The therapeutic potential of adipose-derived mesenchymal stromal cells (AMSCs) in the treatment of intestinal fibrosis occured in patients with Crohn's disease (CD) remains unclear. Tumor necrosis factor-stimulated gene 6 (TSG6) protein plays a critical role in inflammation regulation and tissue repair. This study aimed to determine if AMSCs attenuate intestinal fibrosis by secreting paracrine TSG6 protein and explore the underlying mechanisms.

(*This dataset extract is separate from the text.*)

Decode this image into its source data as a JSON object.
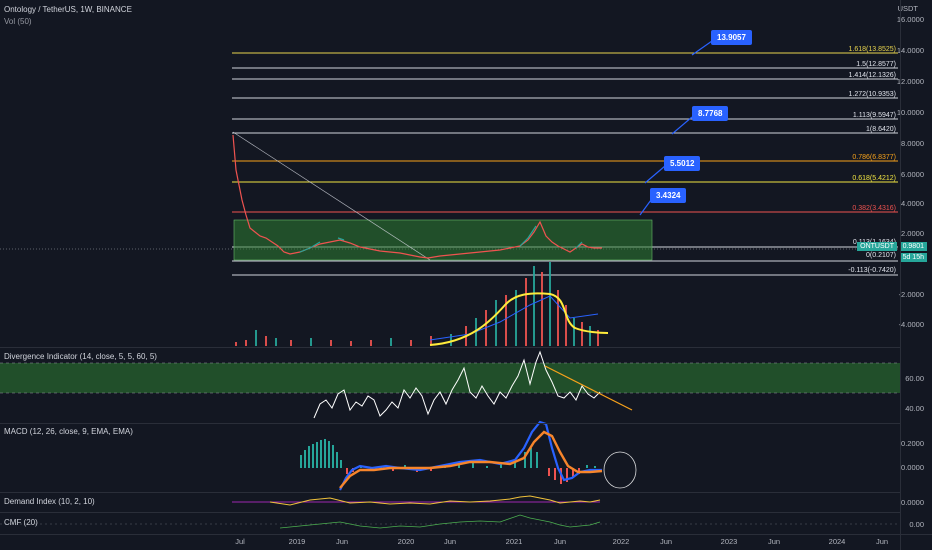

Two murine models for intestinal fibrosis were established using 2,4,6-trinitrobenzene sulfonic acid in BALB/c mice and dextran sulfate sodium in C57BL/6 mice. Primary human fibroblasts and CCD-18co cells were incubated with transforming growth factor (TGF)-β1 to build two fibrosis cell models in vitro.
Intraperitoneally administered AMSCs attenuated intestinal fibrosis in the two murine models, as evidenced by significant alleviation of colon shortening, collagen protein deposits, and submucosal thickening, and also decrease in the endoscopic and fibrosis scores (P < 0.001). Although intraperitoneally injected AMSCs did not migrate to the colon lesions, high levels of TSG6 expression and secretion were noticed both in vivo and in vitro. Similar to the role of AMSCs, injection of recombinant human TSG6 attenuated intestinal fibrosis in the mouse models, which was not observed with the administration of AMSCs with TSG6 knockdown or TSG6 neutralizing antibody. Mechanistically, TSG6 alleviates TGF-β1-stimulated upregulation of α-smooth muscle actin (αSMA) and collagen I by inhibiting Smad2 phosphorylation. Furthermore, the expression of TSG6 is lower in intestinal fibrosis tissue of patients with Crohn's disease and can reduce pro-fibrotic protein (αSMA) secretion from primary ileal fibrotic tissue.
AMSCs attenuate intestinal fibrosis by secreting paracrine TSG6 protein, which inhibits Smad2 phosphorylation. TSG6, a novel anti-fibrotic factor, could potentially improve intestinal fibrosis treatments.
脂肪间充质基质细胞(AMSCs)在治疗克罗恩病(CD)患者的肠道纤维化中的治疗潜力尚不清楚。肿瘤坏死因子刺激基因 6(TSG6)蛋白在炎症调节和组织修复中起着关键作用。本研究旨在确定 AMSCs 是否通过分泌旁分泌 TSG6 蛋白来减轻肠道纤维化,并探讨其潜在机制。
使用 2,4,6-三硝基苯磺酸在 BALB/c 小鼠和葡聚糖硫酸钠在 C57BL/6 小鼠中建立了两种肠道纤维化模型。体外将原代人成纤维细胞和 CCD-18co 细胞与转化生长因子(TGF)-β1 孵育,建立两种纤维化细胞模型。
腹腔内给予 AMSCs 可减轻两种小鼠模型中的肠道纤维化,表现为结肠缩短、胶原蛋白沉积和黏膜下增厚明显缓解,内镜和纤维化评分降低(P<0.001)。虽然腹腔内注射的 AMSCs 未迁移到结肠病变部位,但在体内和体外均观察到高水平的 TSG6 表达和分泌。与 AMSCs 的作用相似,注射重组人 TSG6 可减轻小鼠模型中的肠道纤维化,而用 TSG6 敲低的 AMSCs 或 TSG6 中和抗体给药则观察不到这种作用。机制上,TSG6 通过抑制 Smad2 磷酸化减轻 TGF-β1 刺激的α-平滑肌肌动蛋白(αSMA)和胶原 I 的上调。此外,克罗恩病患者肠道纤维化组织中 TSG6 的表达较低,可减少原代回肠纤维化组织中促纤维化蛋白(αSMA)的分泌。
AMSCs 通过分泌旁分泌 TSG6 蛋白减轻肠道纤维化,该蛋白抑制 Smad2 磷酸化。TSG6 作为一种新型抗纤维化因子,可能改善肠道纤维化的治疗效果。